A lot is happening with the resistance to mayoral control in Milwaukee.  Here’s a video on some of it:

Henry Hamilton of the NAACP Executive Committee and Christine Neumann-Ortiz — executive director of Voces de la Frontera — had a good recent column in the Journal-Sentinel: “In takeover, your vote silenced.”

Friend of AMPS and former candidate for State Superintendent Todd Allan Price has a long piece at CounterPunch that is worth the time: “Milwaukeeans vs. the Privatization Pandemic: Milwaukee League Comes to the Defense of Public Schools.”

Todd and I also co-wrote a Jerry Bracey inspired piece for FightingBob that includes some things on Mayoral control: “Bracey’s last stand

Dominique Paul Noth’s lengthy “Barrett’s ‘cynical’ decision puts city Dems in bind” at the Milwaukee Area Labor Council is also worth the time spent.

Meanwhile the education DINO elite insider organization Democrats for Education Reform (DEF) has opened a Wisconsin office staffed by political lifer, convicted thief (see the Wisconsin State Journal, August 20, 2002), former strip club and school voucher PR flack Katy Venskus.

Alan J. Borsuk has a post up contrasting a recent DER event with the unanimous testimony against mayoral control at a recent public hearing.

Borsuk also covered Mayoral control researcher turned advocate Kenneth K. Wong’s recent visit to the state.  At the event and in the interview on WPT’s “Here and Now” below Wong offers a lot of double talk about elections and accountability, simplistically equating higher turnout at Mayoral elections with greater accountability on education matters.  This is only true if education is a decisive issue, otherwise it is nonsense.

Vodpod videos no longer available.
I think this quote from the Borsuck piece is revealing on how much Wong cares about keeping the public in public education:

It is best to have public support for mayoral control, he said, but it can still work even if it’s passed over major opposition.

“Nothing is easy,” he said.
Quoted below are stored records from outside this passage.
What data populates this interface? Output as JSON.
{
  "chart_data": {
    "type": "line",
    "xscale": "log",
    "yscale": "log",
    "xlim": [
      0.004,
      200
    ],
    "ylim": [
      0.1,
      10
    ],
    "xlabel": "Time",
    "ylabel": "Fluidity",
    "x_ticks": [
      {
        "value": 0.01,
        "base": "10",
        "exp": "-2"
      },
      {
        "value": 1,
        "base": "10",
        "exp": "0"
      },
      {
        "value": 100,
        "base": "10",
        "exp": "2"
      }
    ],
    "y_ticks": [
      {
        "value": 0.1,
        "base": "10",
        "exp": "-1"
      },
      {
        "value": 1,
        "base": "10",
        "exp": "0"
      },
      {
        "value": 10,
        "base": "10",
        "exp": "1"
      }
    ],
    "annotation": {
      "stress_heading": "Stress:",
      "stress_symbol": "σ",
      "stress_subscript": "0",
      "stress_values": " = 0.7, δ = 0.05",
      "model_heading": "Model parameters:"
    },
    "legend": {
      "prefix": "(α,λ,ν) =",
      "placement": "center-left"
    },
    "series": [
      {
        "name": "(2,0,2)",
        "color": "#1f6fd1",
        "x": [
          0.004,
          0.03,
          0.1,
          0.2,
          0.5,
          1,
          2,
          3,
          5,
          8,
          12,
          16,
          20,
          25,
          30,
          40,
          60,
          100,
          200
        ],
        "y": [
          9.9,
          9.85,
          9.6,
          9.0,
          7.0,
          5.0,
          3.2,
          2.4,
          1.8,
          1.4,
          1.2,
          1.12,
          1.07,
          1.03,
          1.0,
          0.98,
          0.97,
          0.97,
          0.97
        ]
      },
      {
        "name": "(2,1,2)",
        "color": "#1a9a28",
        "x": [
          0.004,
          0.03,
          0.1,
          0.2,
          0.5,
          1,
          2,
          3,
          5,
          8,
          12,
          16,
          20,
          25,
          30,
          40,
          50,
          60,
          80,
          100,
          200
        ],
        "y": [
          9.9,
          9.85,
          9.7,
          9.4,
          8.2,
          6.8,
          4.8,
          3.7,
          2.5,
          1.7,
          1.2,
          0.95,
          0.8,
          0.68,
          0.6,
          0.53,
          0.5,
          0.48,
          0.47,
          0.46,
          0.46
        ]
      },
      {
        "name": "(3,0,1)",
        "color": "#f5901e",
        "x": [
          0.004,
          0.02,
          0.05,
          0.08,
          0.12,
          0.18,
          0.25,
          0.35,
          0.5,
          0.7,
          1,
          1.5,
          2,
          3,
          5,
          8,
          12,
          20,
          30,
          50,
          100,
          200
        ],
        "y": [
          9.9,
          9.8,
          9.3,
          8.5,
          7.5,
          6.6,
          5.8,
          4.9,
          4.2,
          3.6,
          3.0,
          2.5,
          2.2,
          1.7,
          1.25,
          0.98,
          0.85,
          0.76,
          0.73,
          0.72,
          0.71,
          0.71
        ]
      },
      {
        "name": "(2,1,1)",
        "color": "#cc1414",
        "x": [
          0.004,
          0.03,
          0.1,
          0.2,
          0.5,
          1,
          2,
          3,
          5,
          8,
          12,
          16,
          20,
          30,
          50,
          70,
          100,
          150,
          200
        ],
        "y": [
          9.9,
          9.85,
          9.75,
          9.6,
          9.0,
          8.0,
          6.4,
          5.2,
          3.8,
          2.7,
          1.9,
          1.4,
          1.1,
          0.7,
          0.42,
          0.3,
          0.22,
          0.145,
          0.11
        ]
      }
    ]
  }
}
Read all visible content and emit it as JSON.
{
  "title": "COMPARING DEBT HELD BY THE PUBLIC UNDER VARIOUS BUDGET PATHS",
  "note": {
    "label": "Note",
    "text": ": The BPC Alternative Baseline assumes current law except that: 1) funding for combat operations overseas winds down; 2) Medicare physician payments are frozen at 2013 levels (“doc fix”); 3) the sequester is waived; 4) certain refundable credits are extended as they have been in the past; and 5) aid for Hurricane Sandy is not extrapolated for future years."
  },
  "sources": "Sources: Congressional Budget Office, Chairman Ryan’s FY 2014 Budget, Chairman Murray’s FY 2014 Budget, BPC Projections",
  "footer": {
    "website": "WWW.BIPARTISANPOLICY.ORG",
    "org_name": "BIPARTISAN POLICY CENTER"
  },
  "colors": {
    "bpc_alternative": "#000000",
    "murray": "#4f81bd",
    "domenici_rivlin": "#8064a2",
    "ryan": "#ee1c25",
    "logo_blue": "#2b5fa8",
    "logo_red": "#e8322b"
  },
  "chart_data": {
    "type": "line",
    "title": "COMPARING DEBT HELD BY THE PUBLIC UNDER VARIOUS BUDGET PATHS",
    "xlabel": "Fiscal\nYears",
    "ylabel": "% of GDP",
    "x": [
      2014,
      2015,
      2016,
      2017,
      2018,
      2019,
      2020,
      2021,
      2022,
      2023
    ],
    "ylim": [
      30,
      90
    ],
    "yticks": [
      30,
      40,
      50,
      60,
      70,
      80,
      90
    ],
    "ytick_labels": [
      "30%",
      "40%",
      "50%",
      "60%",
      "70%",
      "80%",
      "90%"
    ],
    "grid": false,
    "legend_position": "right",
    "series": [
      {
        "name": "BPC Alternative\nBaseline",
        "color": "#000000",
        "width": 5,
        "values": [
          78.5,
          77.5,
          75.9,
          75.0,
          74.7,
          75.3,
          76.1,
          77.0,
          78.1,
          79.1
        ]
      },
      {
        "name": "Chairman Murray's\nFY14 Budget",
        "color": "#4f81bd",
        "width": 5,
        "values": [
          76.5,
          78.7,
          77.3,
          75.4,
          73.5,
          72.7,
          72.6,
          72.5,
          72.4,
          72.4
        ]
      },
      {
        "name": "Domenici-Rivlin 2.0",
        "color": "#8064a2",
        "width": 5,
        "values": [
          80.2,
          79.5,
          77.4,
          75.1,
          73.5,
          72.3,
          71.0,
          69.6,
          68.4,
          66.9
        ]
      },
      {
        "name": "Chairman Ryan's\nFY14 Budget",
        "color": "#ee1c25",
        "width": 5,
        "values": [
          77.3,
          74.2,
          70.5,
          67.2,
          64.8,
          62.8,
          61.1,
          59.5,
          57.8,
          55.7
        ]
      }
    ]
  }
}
As for Milwaukee, he said, “It has to happen fast. . . . They should make it effective January 1.”

This crisis mentality is dangerous, especially when we are talking about a reform that by Wong’s own calculations will have a minimal impact on education in Milwaukee.  In his book The Education Mayor the achievement gap between Milwaukee and the rest of the state is pegged at 2.4 standard deviations; his research shows that “strong” mayoral control has produced gains of .2 to .33 standard deviations.  Accepting his data and the causality, that means that the best case Mayoral control scenario leaves Milwaukee students over 2 standard deviations behind the state.  As Wong himself states, “This is not a silver bullet.” So why the hurry?

In a not unrelated matter, people concerned about accountability should be talking about DINO Reform poster girl and DC Superintendent Michelle Rhee’s effort to intervene in an Inspector General’s investigation of her fiance, the charter school operator and now Mayor of Sacramento, Kevin Johnson.  The IG was subsequently fired by the accountability loving Obama administration.  Links here and here.